Première étape dans ce petit parcours, les mots à la mode, plus toc que chic. Ainsi « initier », pour dire non pas « Il a été initié à TikTok », mais « Nous avons initié cette campagne », alors que le banal « Nous avons lancé » dit la chose avec l’efficacité de la simplicité. Autre mot enflé et ronflant : « finaliser », qui prend des airs XXIe et regarde de haut « terminer » (1155) et « achever » (1080). Bien sûr, les anglicismes font florès, tels « process », plus up-to-date que le trivial « processus », ou « challenge », incrusté dans nos propos, aux dépens de « défi » (1).

Voilà qu'« hybridation » émerge du lexique de la chimie atomique et te pose illico en expert de haut niveau, ainsi « L’hybridation comme nouveau modèle du travail » (thème du Club RH de La Gazette des communes), « La nécessité de l’hybridation touche tous les champs de l’action publique » (Gabrielle Halpern, auteure de Tous centaures ! Éloge de l’hybridation), « La valeur hybride au cœur du marketing public territorialisé » (Christophe Alaux, directeur de la chaire Attractivité et nouveau marketing territorial – IMPGT Aix-Marseille Université). Les limpides « assimilation », « croisement », « fécondation », « métissage » et autres : à la poubelle !

À l’école primaire

Évidemment, dans nos métiers, une pratique aisée et solide de la langue française est nécessaire, voire impérative. Voilà qu’elle s’impose aussi ailleurs. Selon un sondage Projet Voltaire-Ipsos (2), pour 86 % des recruteurs, la maîtrise de l’expression écrite et orale et de l’orthographe est devenue fondamentale, car les fautes des salariés coûtent trop cher à l’entreprise. Les fautes ? Celles pointées à l’école primaire : l’accord du participe passé, l’accord de genre et de nombre, l’accent sur le « a » quand ce n’est pas le verbe avoir, la confusion entre le futur et le conditionnel. De ce fait, le français est souvent un critère de sélection plus important que l’anglais.

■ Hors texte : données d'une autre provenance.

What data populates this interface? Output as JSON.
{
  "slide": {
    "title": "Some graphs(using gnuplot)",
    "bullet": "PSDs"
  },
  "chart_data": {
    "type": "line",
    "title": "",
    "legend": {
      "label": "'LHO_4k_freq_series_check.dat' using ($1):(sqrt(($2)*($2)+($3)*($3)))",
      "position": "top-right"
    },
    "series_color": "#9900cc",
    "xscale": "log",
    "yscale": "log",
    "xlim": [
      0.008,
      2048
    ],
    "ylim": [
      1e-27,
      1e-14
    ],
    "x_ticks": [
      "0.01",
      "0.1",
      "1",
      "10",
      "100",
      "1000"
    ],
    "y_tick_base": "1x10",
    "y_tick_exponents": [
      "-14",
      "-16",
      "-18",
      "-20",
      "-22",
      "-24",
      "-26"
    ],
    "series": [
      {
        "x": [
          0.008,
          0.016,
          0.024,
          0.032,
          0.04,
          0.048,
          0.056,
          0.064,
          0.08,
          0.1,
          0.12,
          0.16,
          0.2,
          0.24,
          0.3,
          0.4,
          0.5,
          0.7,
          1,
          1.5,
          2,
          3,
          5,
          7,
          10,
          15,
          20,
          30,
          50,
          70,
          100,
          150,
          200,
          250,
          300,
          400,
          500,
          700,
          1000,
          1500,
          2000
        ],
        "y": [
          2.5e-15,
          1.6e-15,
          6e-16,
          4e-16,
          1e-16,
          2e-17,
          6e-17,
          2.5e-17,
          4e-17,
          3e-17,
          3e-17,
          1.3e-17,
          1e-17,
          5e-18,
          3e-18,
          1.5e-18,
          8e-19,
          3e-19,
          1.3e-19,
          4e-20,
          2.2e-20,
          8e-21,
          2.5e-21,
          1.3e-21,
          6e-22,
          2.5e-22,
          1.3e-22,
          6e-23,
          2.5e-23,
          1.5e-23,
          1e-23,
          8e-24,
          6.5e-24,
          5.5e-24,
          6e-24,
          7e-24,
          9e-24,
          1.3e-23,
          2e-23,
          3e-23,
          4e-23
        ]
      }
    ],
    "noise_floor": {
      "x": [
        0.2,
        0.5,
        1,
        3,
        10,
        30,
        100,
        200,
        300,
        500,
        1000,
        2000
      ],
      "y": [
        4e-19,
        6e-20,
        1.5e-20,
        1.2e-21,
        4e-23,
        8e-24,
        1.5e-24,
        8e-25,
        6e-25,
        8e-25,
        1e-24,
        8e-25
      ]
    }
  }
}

Toutefois, avec les mots, en prenant d’autres chemins que les voies balisées de l’Académie française, on peut s’amuser, par exemple en puisant allègrement dans le vocabulaire local. Voyez du côté de Marseille. Médéric Gasquet-Cyrus, linguiste, et Denis Beaubiat, prof de maths, ont lancé le jeu Motchus adapté de Sutom. Chaque jour, il faut deviner un mot en six coups. Énorme engouement : plus de 15 000 joueurs quotidiens. « Cagadou », « fada », « oaï », « boulegan » fusent. Même Benoît Payan, le maire de Marseille, s’y colle.

La « solidité généreuse » du français

Y a-t-il d’autres raisons de respirer l’air du large ? Oui, de manière inattendue, dans La Grande Grammaire du français, récemment publiée (3). Construit par 59 linguistes du monde entier, c’est un monument : 2 628 pages en deux volumes. Un mémorial du français éternel, à visiter avec respect et vénération ? Non ! « À côté du français ‘’de bon usage’’ prennent place un français ordinaire, pratiqué usuellement par le plus grand nombre, ainsi que des français régionaux », démontre Bernard Cerquiglini, ancien professeur de linguistique. « Moi, j’aime pas » ou « Il viendra demain, Paul » ont ainsi leur place. L’ex-délégué général à la langue française et aux langues de France explique : « Pour chaque point de la langue, La Grande Grammaire du français, refusant l’opposition binaire correct/incorrect, fournit l’éventail raisonné des possibles. » Et il conclut : « Mélancolie aigre et très ignorante, le déclinisme, appuyé au bras du purisme, rend les pires services à une langue dont la solidité généreuse fait la richesse. » (4)

Les mots de la campagne

À longueur de journée, nous baignons dans les mots. Ainsi ceux de la campagne pour l’élection présidentielle, dans l’espace immédiatement voisin du nôtre. En tant que citoyens, bien sûr, et surtout comme communicants, producteurs de messages et de textes, ça vaut le coup d’y regarder de plus près.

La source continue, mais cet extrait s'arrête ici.